April 4, 2012 at 4:46 pm #73252near horseParticipantTim – my point was that our ppt pattern is unpredictable to non-existent during the time after soil dries out enough to seed. So soil moisture post-seeding and post emergence can be a problem.
Ed – If memory serve me right, the rule of thumb for grazing is to move off when the grass gets down to 4 in height. Easier said than done sometimes.
April 4, 2012 at 5:02 pm #73265Andy CarsonModeratorI also found the grazing “rules” to be very very difficult to follow with horses. In contrast, I have found them pretty easy to follow with cattle in small rotated sections. The cattle have a much reduced tendancy to overgraze favorite areas and skip over “latrine” areas. My horses would sometimes being pulling grass out by the roots when there is 10 inch tall green fresh grass 100 feet away. Then they started running for no particular reason, sometimes skidding this way and that on soft ground turning beautiful productive pasture into muddy wastelands. The pasturing of horses, and thier tendancy to waste grass in various ways, was/is probably my least favorite aspect of horse ownership. Sorry if this sidetracks the thread, I just wanted to get that thought out, and this thread was kinda going in all sorts of directions anyway.

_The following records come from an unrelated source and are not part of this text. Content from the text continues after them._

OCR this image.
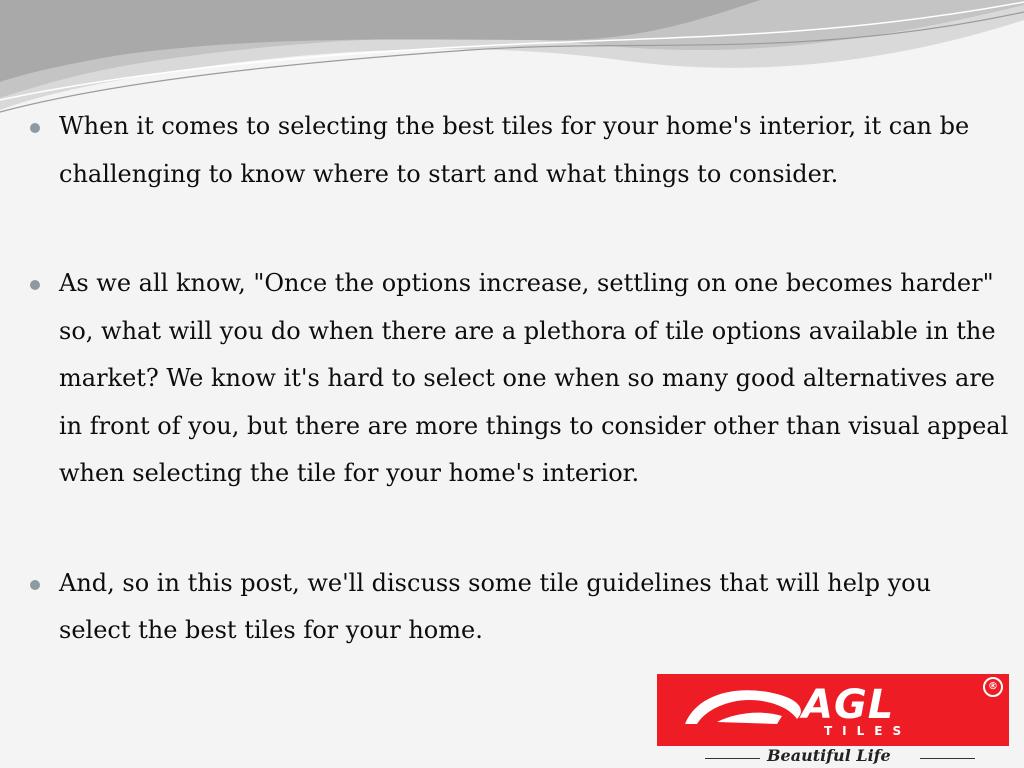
When it comes to selecting the best tiles for your home's interior, it can be challenging to know where to start and what things to consider.

As we all know, "Once the options increase, settling on one becomes harder" so, what will you do when there are a plethora of tile options available in the market? We know it's hard to select one when so many good alternatives are in front of you, but there are more things to consider other than visual appeal when selecting the tile for your home's interior.

And, so in this post, we'll discuss some tile guidelines that will help you select the best tiles for your home.

AGL
TILES
®
Beautiful Life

April 4, 2012 at 6:44 pm #73253near horseParticipantNo problem Andy – I think your grazing experience fits here. IME – grazers will select the young, actively growing plants (species) over those even just a little more mature. We saw it with cattle who picked tall fescue over orchard grass in a pasture. The fescue was shorter, finer and less mature than the orchard grass, although the orchard g was only about 8-10 inches tall itself. It really opened my eyes to the “mob grazing” concept – give them no opportunity to select by restricting paddock size to very small. That’s the “management intensive” part of MIG. Horses SHOULD operate in a similar fashion if restricted but I do recall comments regarding horse pasturing in any but the dry times as detrimental to the paddock’s health via hoof damage.